UPA: Controversial partisans who inspire Ukraine protesters

UPA: Controversial partisans who inspire Ukraine protesters

"Glory to Ukraine!" Ukraine's opposition leaders bellow at supporters from the stage in Independence Square. "Glory to the Heroes!" thousands of protesters thunder back.

A view of tents set at the "Maidan" Independence Square in Kiev by Pro-European Union demonstrators taken on January 30, 2014

The slogan has become one of the chief motifs of the opposition protest seeking to unseat President Viktor Yanukovych and bring Ukraine closer to the European Union that has rocked the country.

But for Ukrainians it also carries a far wider resonance as a slogan of the Organisation of Ukrainian Nationalists (OUN) and the Ukrainian Insurgent Army (UPA) who battled Poles, Soviet and Nazi forces for control of Western Ukraine in World War II and subsequently.

The OUN and UPA's leaders are still idolised by Ukrainian nationalists as champions of independence who waged an astonishingly durable guerrilla war against Soviet forces that lasted up to the mid 1950s.

Yet the UPA is hated in Poland for its campaign of slaughter against Polish civilians in the Volhynia region in 1943 and then in Galicia in 1944, now condemned as ethnic cleansing.

The rebels on occasion collaborated with occupying Nazi forces as well as fighting them.

Most controversially, some of its members served in the Galicia branch of the SS.

Yet the wartime insurgents have provided a huge inspiration to the Ukraine protest movement.

The red and black flag of the UPA flies from many of the tents of protesters who have been camped out on Kiev's central Khreshchatyk Avenue for the last weeks.

Meanwhile, banners carry the angular features of Stepan Bandera, the controversial UPA leader who was assassinated by cyanide gas poisoning in West Germany in 1959 by a Soviet agent.

A huge placard right next to the stage in the protest hub of Independence Square shows Bandera's face with the slogan: "You will get a Ukrainian state or you will die fighting for it."

In an action that for some had uncomfortable echoes of Nazi Germany, hundreds of activists largely from nationalist Ukraine opposition group Svoboda (Freedom) on New Year's Day held a torch-lit procession through Kiev to mark the 105th anniversary of Bandera's birth.

"Bandera and the UPA are simply heroes. They fought for a free and independent Ukraine and they died for it," said protester Yaroslav as he took a souvenir photograph in front the Bandera placard with two friends.

One of the groups that played a key role in the radicalisation of the protests in recent weeks, Trizub (Trident), says that it is founded on the basis of the "ideology of Ukrainian nationalism based on the interpretation of Stepan Bandera."

'Problematic heroes for Ukraine'

The cult of Bandera has always been strong in the west of Ukraine, where his statue has pride of place in several cities. But with the protests, the UPA imagery has now spread to Kiev.

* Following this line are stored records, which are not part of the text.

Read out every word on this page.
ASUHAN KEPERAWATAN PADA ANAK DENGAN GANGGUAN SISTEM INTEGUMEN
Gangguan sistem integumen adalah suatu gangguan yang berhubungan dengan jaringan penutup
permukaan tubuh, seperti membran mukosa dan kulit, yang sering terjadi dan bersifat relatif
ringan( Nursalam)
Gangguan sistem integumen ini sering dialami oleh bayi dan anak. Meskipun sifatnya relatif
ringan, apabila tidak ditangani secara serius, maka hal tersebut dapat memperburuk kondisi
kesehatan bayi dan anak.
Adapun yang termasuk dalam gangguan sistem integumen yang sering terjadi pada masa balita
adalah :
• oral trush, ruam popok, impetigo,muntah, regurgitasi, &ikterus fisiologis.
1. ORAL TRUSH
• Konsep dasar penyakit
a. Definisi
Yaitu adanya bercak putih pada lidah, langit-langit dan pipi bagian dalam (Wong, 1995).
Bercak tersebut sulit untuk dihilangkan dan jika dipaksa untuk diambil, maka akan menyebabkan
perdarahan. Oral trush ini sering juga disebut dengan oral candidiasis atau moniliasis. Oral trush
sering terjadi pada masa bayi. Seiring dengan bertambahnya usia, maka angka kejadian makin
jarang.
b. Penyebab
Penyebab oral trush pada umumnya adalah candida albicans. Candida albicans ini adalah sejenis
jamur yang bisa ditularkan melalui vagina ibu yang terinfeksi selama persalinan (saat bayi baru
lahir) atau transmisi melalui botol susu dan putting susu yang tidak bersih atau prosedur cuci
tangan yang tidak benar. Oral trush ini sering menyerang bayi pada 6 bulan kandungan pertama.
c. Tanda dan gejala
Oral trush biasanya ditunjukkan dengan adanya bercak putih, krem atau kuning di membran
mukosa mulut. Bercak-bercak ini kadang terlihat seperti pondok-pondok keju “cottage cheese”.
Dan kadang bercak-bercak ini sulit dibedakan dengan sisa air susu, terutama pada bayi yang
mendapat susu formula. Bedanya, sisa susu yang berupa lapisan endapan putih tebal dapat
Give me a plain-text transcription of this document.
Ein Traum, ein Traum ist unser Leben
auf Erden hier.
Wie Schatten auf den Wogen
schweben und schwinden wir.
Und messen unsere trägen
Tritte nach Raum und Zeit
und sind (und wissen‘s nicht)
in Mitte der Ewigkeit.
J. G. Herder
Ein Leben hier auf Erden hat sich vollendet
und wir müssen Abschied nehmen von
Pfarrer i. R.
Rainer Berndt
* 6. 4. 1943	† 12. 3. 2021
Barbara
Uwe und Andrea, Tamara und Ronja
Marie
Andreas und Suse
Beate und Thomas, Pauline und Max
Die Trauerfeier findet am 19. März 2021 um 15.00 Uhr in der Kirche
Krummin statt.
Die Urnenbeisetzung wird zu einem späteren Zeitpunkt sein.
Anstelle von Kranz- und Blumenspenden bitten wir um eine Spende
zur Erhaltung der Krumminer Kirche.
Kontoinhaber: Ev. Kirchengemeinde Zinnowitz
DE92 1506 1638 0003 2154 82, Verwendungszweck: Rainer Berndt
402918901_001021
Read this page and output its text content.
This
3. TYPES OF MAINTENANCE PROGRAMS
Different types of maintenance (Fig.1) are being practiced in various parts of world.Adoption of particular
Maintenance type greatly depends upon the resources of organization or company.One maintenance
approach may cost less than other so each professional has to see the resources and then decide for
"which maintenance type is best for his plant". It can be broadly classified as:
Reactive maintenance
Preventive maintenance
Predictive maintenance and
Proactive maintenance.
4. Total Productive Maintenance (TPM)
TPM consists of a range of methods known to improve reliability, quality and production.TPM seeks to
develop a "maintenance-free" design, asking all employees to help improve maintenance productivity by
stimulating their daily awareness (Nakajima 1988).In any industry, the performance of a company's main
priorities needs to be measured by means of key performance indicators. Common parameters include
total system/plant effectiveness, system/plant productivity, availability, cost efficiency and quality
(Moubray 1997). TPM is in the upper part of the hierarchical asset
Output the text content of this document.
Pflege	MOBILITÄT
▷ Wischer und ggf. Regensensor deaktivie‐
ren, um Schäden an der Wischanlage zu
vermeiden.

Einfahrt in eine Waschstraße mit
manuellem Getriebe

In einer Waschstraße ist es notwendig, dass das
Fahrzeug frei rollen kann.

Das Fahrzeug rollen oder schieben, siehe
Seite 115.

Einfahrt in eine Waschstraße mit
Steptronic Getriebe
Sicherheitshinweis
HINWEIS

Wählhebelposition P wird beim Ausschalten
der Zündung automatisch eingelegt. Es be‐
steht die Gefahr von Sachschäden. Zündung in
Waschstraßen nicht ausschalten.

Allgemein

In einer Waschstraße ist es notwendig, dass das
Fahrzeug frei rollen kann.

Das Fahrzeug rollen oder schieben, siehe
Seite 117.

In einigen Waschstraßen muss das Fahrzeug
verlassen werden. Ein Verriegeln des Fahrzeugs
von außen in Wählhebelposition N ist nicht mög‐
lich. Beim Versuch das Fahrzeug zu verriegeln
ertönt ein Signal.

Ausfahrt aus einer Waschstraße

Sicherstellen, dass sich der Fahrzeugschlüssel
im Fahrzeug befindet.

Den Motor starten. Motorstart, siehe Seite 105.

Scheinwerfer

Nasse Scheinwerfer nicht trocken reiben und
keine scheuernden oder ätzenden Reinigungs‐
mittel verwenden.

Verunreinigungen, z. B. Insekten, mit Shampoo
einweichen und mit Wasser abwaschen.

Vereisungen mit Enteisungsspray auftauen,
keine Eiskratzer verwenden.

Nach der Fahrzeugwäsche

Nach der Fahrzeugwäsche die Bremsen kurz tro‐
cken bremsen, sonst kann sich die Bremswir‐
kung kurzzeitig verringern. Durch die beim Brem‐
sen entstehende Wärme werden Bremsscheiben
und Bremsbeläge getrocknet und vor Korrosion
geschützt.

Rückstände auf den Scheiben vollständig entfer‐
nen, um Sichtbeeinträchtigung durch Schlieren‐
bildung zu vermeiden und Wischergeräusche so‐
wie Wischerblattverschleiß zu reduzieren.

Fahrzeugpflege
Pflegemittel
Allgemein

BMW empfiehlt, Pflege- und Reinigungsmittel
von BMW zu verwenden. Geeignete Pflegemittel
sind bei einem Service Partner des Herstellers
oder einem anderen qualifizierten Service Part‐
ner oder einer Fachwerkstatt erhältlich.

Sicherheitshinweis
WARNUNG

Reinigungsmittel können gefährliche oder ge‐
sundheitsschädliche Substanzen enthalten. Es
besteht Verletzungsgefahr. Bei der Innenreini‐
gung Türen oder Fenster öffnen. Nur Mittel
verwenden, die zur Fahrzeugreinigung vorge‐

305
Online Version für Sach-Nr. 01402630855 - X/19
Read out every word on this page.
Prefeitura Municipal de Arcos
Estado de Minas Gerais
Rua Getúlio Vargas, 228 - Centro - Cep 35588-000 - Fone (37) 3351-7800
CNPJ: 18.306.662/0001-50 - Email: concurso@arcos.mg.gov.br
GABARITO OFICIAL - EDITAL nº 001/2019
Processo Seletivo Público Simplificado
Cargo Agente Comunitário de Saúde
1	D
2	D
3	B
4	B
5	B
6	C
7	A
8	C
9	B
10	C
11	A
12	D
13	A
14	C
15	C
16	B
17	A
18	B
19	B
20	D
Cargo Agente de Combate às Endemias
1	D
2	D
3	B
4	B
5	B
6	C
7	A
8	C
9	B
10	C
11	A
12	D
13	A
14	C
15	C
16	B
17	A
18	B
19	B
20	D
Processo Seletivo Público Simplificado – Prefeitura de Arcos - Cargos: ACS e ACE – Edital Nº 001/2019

"Bandera and other radical nationalists from the 1930s and 40s are problematic heroes, not really suitable for unifying all Ukrainians around them," said Serhy Yekelchyk of the University of Victoria in British Colombia.

"Moreover, they are poor symbols of the European choice," said Yekelchyk, author of "Ukraine: Birth of a Modern Nation".

But Yekelchyk said the use of UPA imagery and slogans was more of a potent symbol of protest against the current government and Russia rather than adulation for the insurgents themselves.

"The reason for the sudden prominence of Bandera's portraits in Kiev is that it is the strongest possible expression of protest against the pro-Russian orientation of the current government," he said.

"This is bound to retreat from mainstream political sphere once free democratic expression is restored."

In a sign of the divisiveness of Bandera over half a century after his death, the "Hero of Ukraine" award that was bestowed on him by president Viktor Yushchenko in 2010 was swiftly revoked under Yanukovych's rule.

While Soviet security forces finally finished off the UPA in the Carpathian mountains of west Ukraine, it lives on in spirit if not reality.

A hugely popular theme restaurant has been open for several years in Lviv, paying tribute to UPA fighters and making patrons say "Glory to the Heroes" in order to get in.

Ukraine's interior ministry meanwhile said it was checking a claim by an organisation calling itself the Ukrainian Insurgent Army (UPA) that was responsible for the deadly shooting of a riot policeman in Kiev on January 24.

Meanwhile, the catchy slogan "Glory to the Heroes!" is here to stay.

"Street protests reappropriated it as their own and I would predict that it is going to stay as part of mass discourse," said Yekelchyk.